La lapide prima citata riporta questo fatto, dicendo in sostanza che i due principi avevano fatto questa elargizione affinché l’oro, nemico della morigeratezza (“hostis castitatis”), si trasformasse in custode della castità. Nei continui ampliamenti dell’edificio claustrale, fu incorporata anche la casa natale di san Filippo Neri e la facciata fu adornata dal grande tabernacolo con un Crocifisso attorniato da santi.
Dopo il 1886, quando ormai le Convertite erano state trasferite in via dei Malcontenti, il convento divenne la sede della Società dell’Omnibus a cavallo, con stalle e fienili, e, in seguito, la casa d’accoglienza Pio Istituto degli Artigianelli in cui venivano ospitati dei bambini orfani per avviarli ad un mestiere in modo da garantire loro una dignitosa sopravvivenza.
A perpetuare la memoria di una così preziosa opera di carità, resta ancora la Chiesetta di Santa Elisabetta, ora dedicata al culto ortodosso, ricca di opere di grande valore storico, e l’ex-chiostro che ospita una scuola ed alcuni laboratori artigiani.

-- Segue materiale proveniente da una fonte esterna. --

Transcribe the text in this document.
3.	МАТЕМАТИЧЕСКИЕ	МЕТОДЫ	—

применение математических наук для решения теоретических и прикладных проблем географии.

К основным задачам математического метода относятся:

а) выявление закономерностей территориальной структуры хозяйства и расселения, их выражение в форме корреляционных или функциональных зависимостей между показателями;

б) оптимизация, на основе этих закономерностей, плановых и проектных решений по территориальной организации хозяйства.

A seguire, sulla lapide viene riportata una frase in ebraico, che dice che i serenissimi principi, infiammati di amore divino, avevano offerto un esempio di grande onestà di costumi, in opposizione alla dilagante disonestà. La frase, di seguito, viene nuovamente proposta in latino, per essere comprensibile a tutti.
Non è ben chiaro il motivo della presenza della frase in ebraico, poiché le donne ebree di Firenze erano molto serie e non figuravano tra le “pericolate”. Forse, l’origine della scritta in ebraico, è da ricondurre alla presenza nel Monastero di vere e proprie convertite, dalla religione ebraica a quella cristiana.
Davanti a questo edificio si trova un cancello in stile neoclassico decorato da uno stemma tondo con una testa di cavallo, che ci porta a pensare che queste fossero le scuderie dei Torrigiani, che proprio davanti hanno uno degli ingressi del famoso Giardino, che merita una descrizione a parte.